Control Aspects for Energy-Efficient and Sensorless AC Motor Drives

This research proposes control methods for improving the energy efficiency and stability of sensorless AC motor drives. The study focuses on induction motors (IMs) and synchronous reluctance motors (SyRMs). Loss-minimizing methods are developed for both IM and SyRM drives. The loss-minimizing control applies dynamic space-vector motor models which take into account hysteresis losses and eddy-current losses as well as the magnetic saturation. The minimum points of the loss function are numerically searched in order to calculate the efficiency-optimal control variable. Magnetic saturation effects can affect the energy optimization more significantly than core-loss parameters. Additionally, flux-angle and rotor-angle estimation methods in sensorless drives are also sensitive to inductance parameters. A saturation model was proposed for SyRMs using explicit power functions. The proposed model takes into account cross saturation and fulfills the reciprocity condition.
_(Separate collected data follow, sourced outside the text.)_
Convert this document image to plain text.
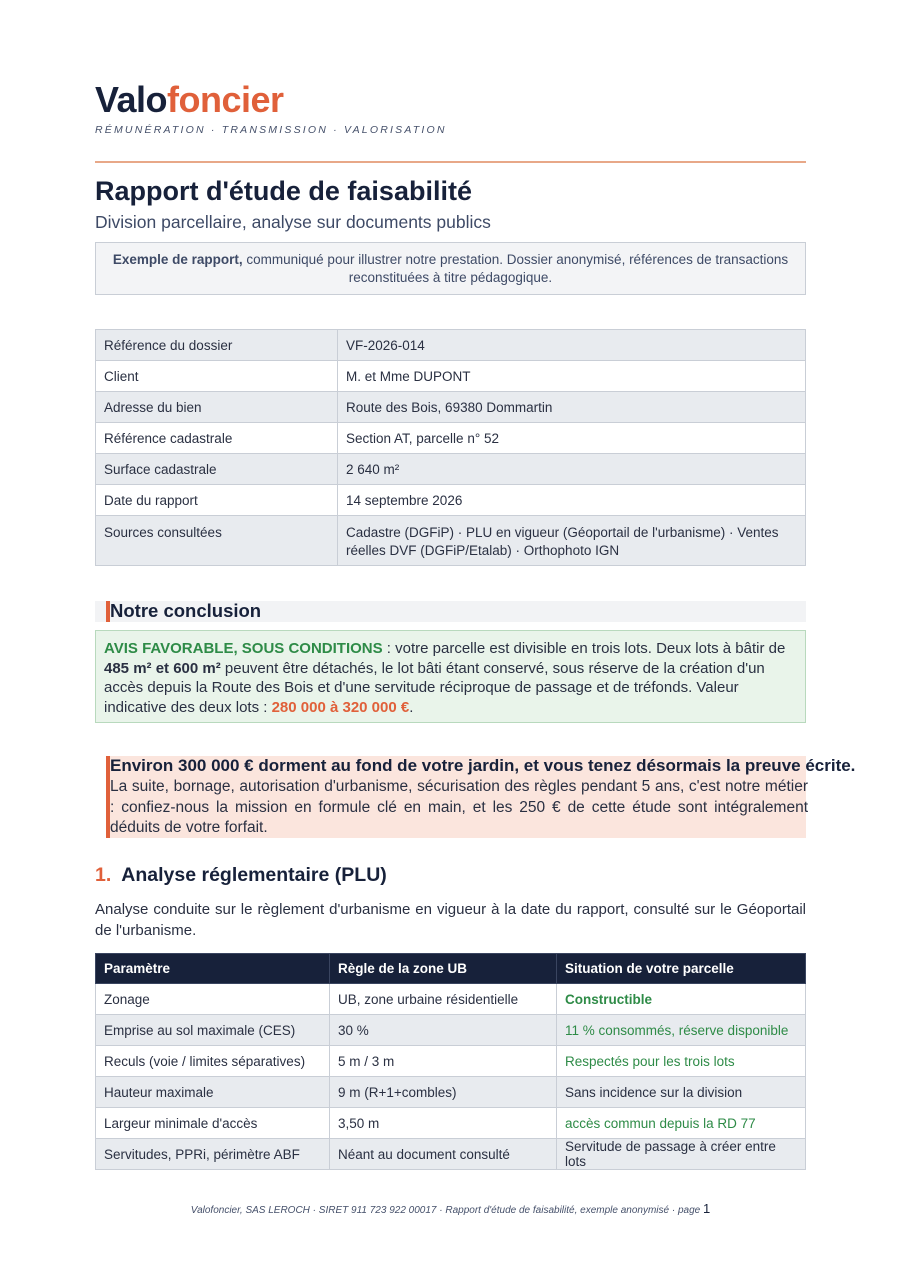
Valofoncier
RÉMUNÉRATION · TRANSMISSION · VALORISATION
Rapport d'étude de faisabilité
Division parcellaire, analyse sur documents publics
Exemple de rapport, communiqué pour illustrer notre prestation. Dossier anonymisé, références de transactions reconstituées à titre pédagogique.
Référence du dossier	VF-2026-014
Client	M. et Mme DUPONT
Adresse du bien	Route des Bois, 69380 Dommartin
Référence cadastrale	Section AT, parcelle n° 52
Surface cadastrale	2 640 m²
Date du rapport	14 septembre 2026
Sources consultées	Cadastre (DGFiP) · PLU en vigueur (Géoportail de l'urbanisme) · Ventes réelles DVF (DGFiP/Etalab) · Orthophoto IGN
Notre conclusion
AVIS FAVORABLE, SOUS CONDITIONS : votre parcelle est divisible en trois lots. Deux lots à bâtir de 485 m² et 600 m² peuvent être détachés, le lot bâti étant conservé, sous réserve de la création d'un accès depuis la Route des Bois et d'une servitude réciproque de passage et de tréfonds. Valeur indicative des deux lots : 280 000 à 320 000 €.
Environ 300 000 € dorment au fond de votre jardin, et vous tenez désormais la preuve écrite.
La suite, bornage, autorisation d'urbanisme, sécurisation des règles pendant 5 ans, c'est notre métier : confiez-nous la mission en formule clé en main, et les 250 € de cette étude sont intégralement déduits de votre forfait.
1. Analyse réglementaire (PLU)
Analyse conduite sur le règlement d'urbanisme en vigueur à la date du rapport, consulté sur le Géoportail de l'urbanisme.
Paramètre	Règle de la zone UB	Situation de votre parcelle
Zonage	UB, zone urbaine résidentielle	Constructible
Emprise au sol maximale (CES)	30 %	11 % consommés, réserve disponible
Reculs (voie / limites séparatives)	5 m / 3 m	Respectés pour les trois lots
Hauteur maximale	9 m (R+1+combles)	Sans incidence sur la division
Largeur minimale d'accès	3,50 m	accès commun depuis la RD 77
Servitudes, PPRi, périmètre ABF	Néant au document consulté	Servitude de passage à créer entre lots
Valofoncier, SAS LEROCH · SIRET 911 723 922 00017 · Rapport d'étude de faisabilité, exemple anonymisé · page 1
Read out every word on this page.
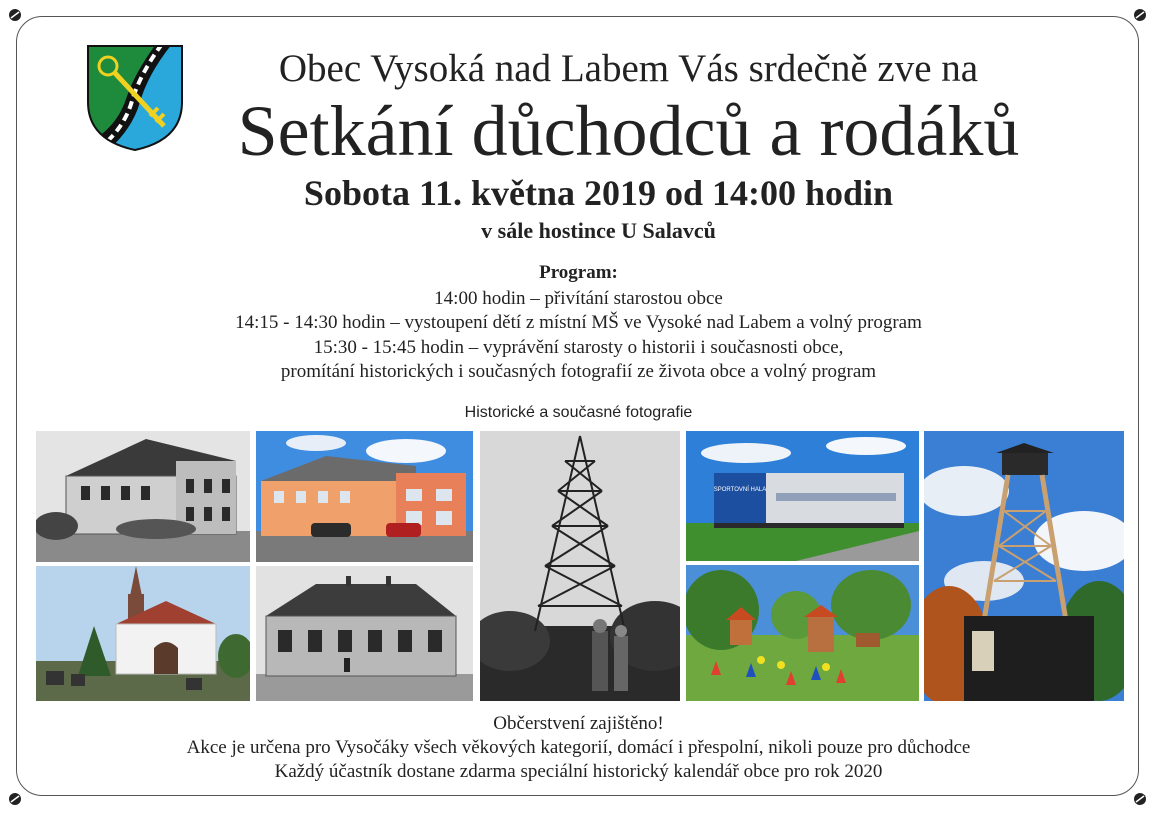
Obec Vysoká nad Labem Vás srdečně zve na
Setkání důchodců a rodáků
Sobota 11. května 2019 od 14:00 hodin
v sále hostince U Salavců
Program:
14:00 hodin – přivítání starostou obce
14:15 - 14:30 hodin – vystoupení dětí z místní MŠ ve Vysoké nad Labem a volný program
15:30 - 15:45 hodin – vyprávění starosty o historii i současnosti obce,
promítání historických i současných fotografií ze života obce a volný program
Historické a současné fotografie
SPORTOVNÍ HALA
Občerstvení zajištěno!
Akce je určena pro Vysočáky všech věkových kategorií, domácí i přespolní, nikoli pouze pro důchodce
Každý účastník dostane zdarma speciální historický kalendář obce pro rok 2020
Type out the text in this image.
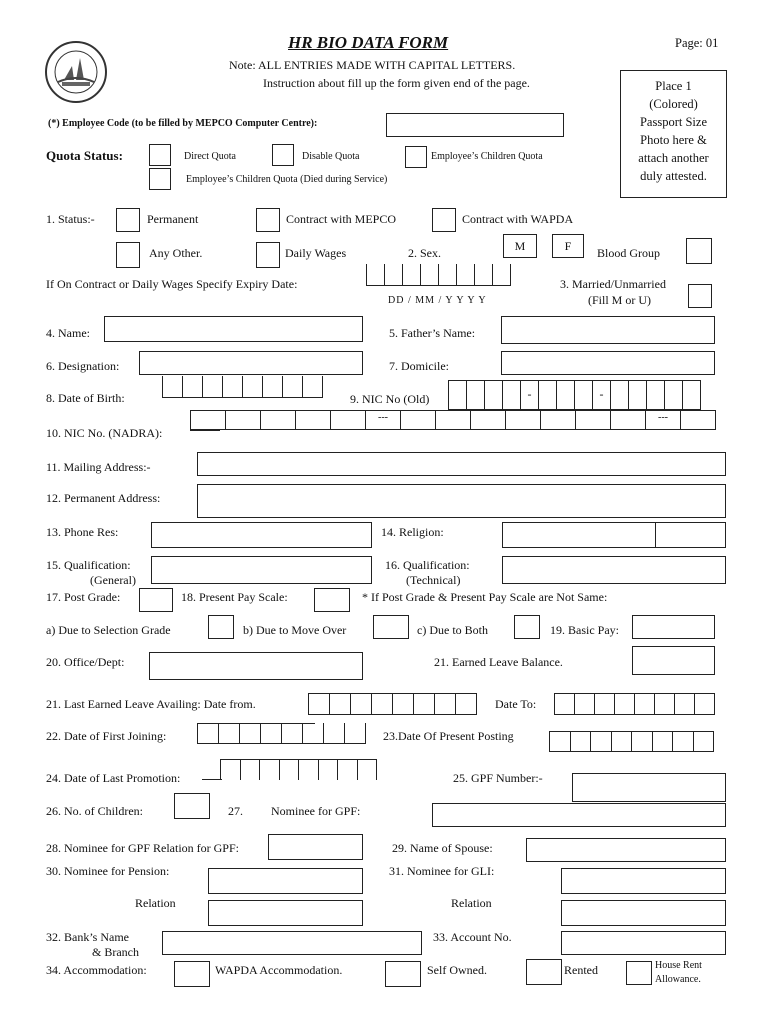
HR BIO DATA FORM	Page: 01
Note: ALL ENTRIES MADE WITH CAPITAL LETTERS.
Instruction about fill up the form given end of the page.	Place 1
(Colored)
Passport Size
Photo here &
attach another
duly attested.
(*) Employee Code (to be filled by MEPCO Computer Centre):
Quota Status:	Direct Quota	Disable Quota	Employee’s Children Quota
Employee’s Children Quota (Died during Service)
1. Status:-	Permanent	Contract with MEPCO	Contract with WAPDA
Any Other.	Daily Wages	2. Sex.	M	F	Blood Group
If On Contract or Daily Wages Specify Expiry Date:
DD / MM / Y Y Y Y
3. Married/Unmarried
(Fill M or U)
4. Name:	5. Father’s Name:
6. Designation:	7. Domicile:
8. Date of Birth:	9. NIC No (Old)	-	-
10. NIC No. (NADRA):
---	---
11. Mailing Address:-
12. Permanent Address:
13. Phone Res:	14. Religion:
15. Qualification:
(General)
16. Qualification:
(Technical)
17. Post Grade:	18. Present Pay Scale:	* If Post Grade & Present Pay Scale are Not Same:
a) Due to Selection Grade	b) Due to Move Over	c) Due to Both	19. Basic Pay:
20. Office/Dept:	21. Earned Leave Balance.
21. Last Earned Leave Availing: Date from.	Date To:
22. Date of First Joining:	23.Date Of Present Posting
24. Date of Last Promotion:	25. GPF Number:-
26. No. of Children:	27. Nominee for GPF:
28. Nominee for GPF Relation for GPF:	29. Name of Spouse:
30. Nominee for Pension:	31. Nominee for GLI:
Relation	Relation
32. Bank’s Name
& Branch
33. Account No.
34. Accommodation:	WAPDA Accommodation.	Self Owned.	Rented	House Rent
Allowance.
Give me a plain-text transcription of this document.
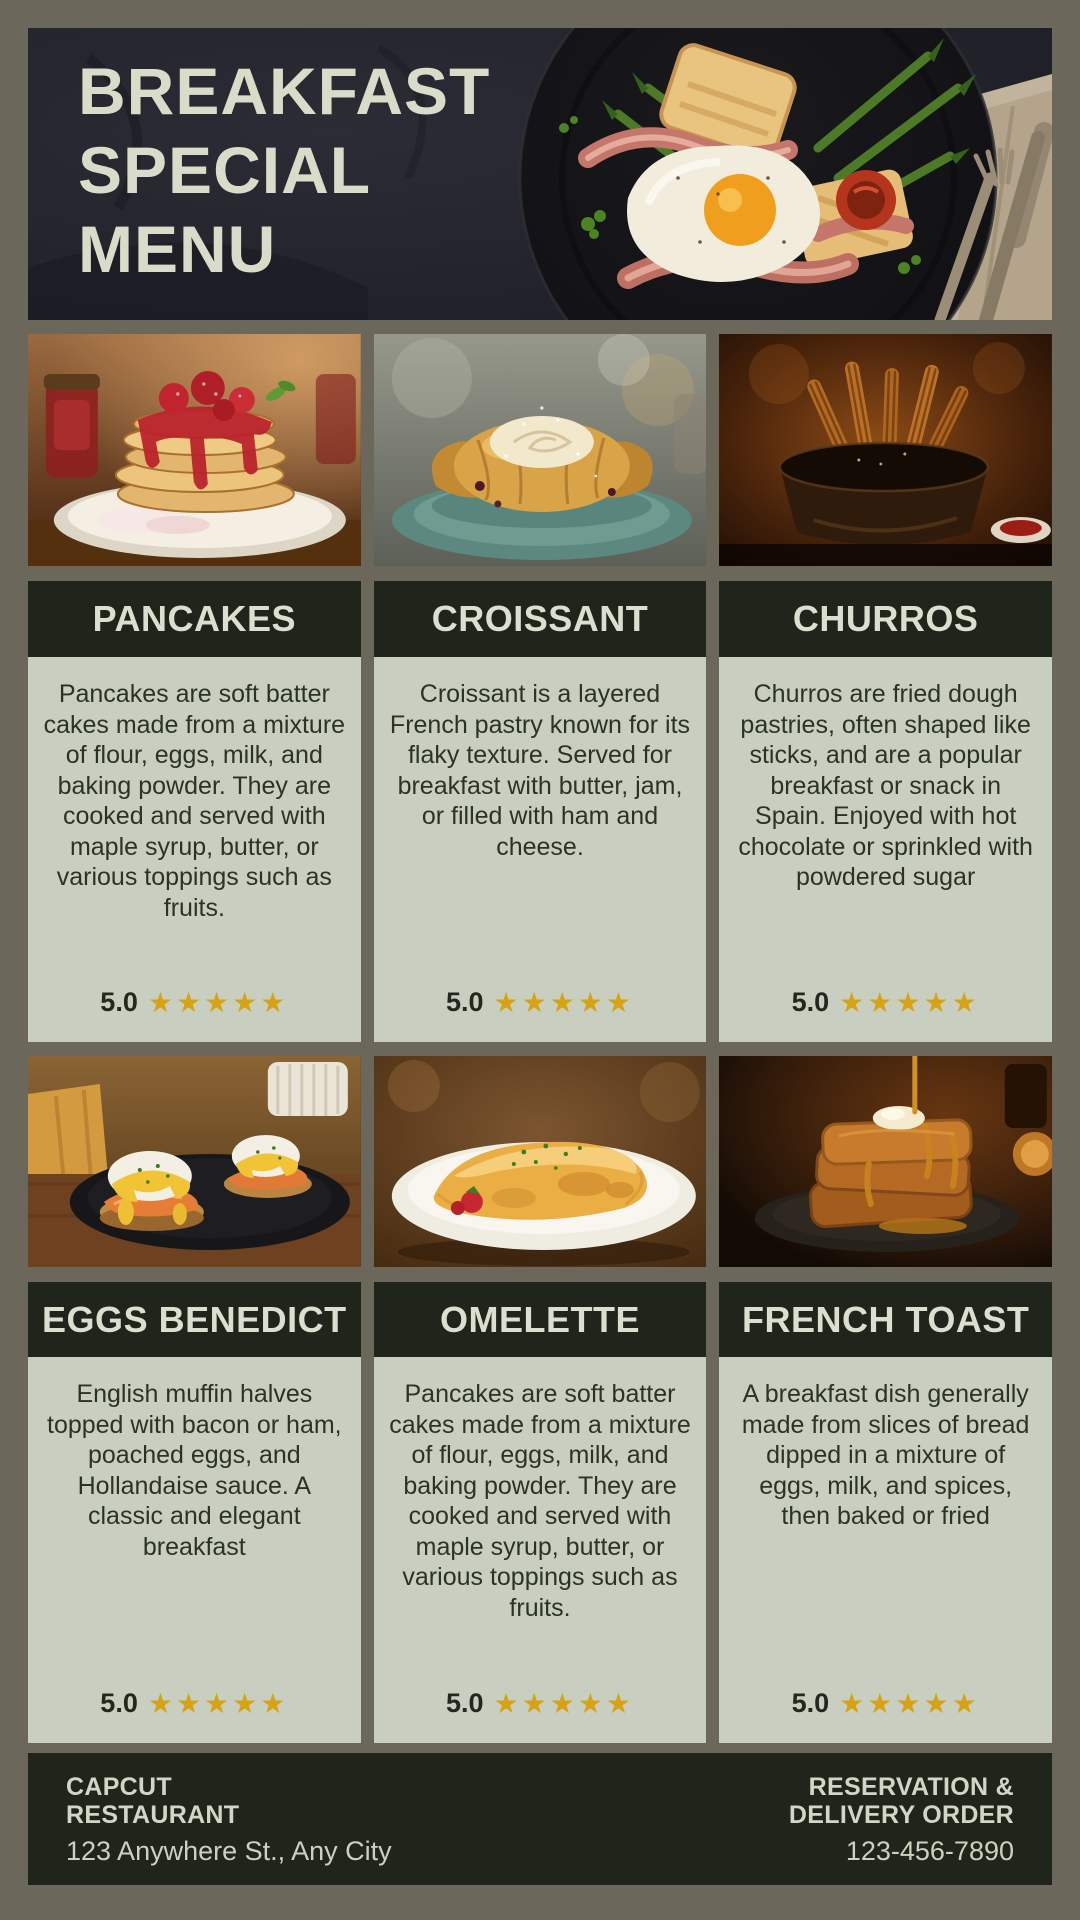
BREAKFAST
SPECIAL
MENU
PANCAKES
Pancakes are soft batter cakes made from a mixture of flour, eggs, milk, and baking powder. They are cooked and served with maple syrup, butter, or various toppings such as fruits.
5.0 ★★★★★
CROISSANT
Croissant is a layered French pastry known for its flaky texture. Served for breakfast with butter, jam, or filled with ham and cheese.
5.0 ★★★★★
CHURROS
Churros are fried dough pastries, often shaped like sticks, and are a popular breakfast or snack in Spain. Enjoyed with hot chocolate or sprinkled with powdered sugar
5.0 ★★★★★
EGGS BENEDICT
English muffin halves topped with bacon or ham, poached eggs, and Hollandaise sauce. A classic and elegant breakfast
5.0 ★★★★★
OMELETTE
Pancakes are soft batter cakes made from a mixture of flour, eggs, milk, and baking powder. They are cooked and served with maple syrup, butter, or various toppings such as fruits.
5.0 ★★★★★
FRENCH TOAST
A breakfast dish generally made from slices of bread dipped in a mixture of eggs, milk, and spices, then baked or fried
5.0 ★★★★★
CAPCUT
RESTAURANT
123 Anywhere St., Any City
RESERVATION &
DELIVERY ORDER
123-456-7890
In order to improve the stability of the sensorless IM drives, especially at low speeds, a gain scheduling method was proposed for a full-order flux observer. The observer gains are selected as functions of the rotor speed estimate in order to improve the damping and robustness of the closed-loop system. The observer is augmented with a stator-resistance adaptation scheme in the low-speed region. In high-speed applications with limited sampling frequency, dynamic performance of the discrete-time approximation of a continuous-time controller can dramatically decrease, and can, in the worst case, even become unstable. A discrete-time current controller was proposed for SyRMs. The current controller is designed based on the exact discrete-time motor model that includes the effects of the zero-order hold and delays. The dynamic performance and robustness are improved, especially at low sampling to fundamental frequency ratios.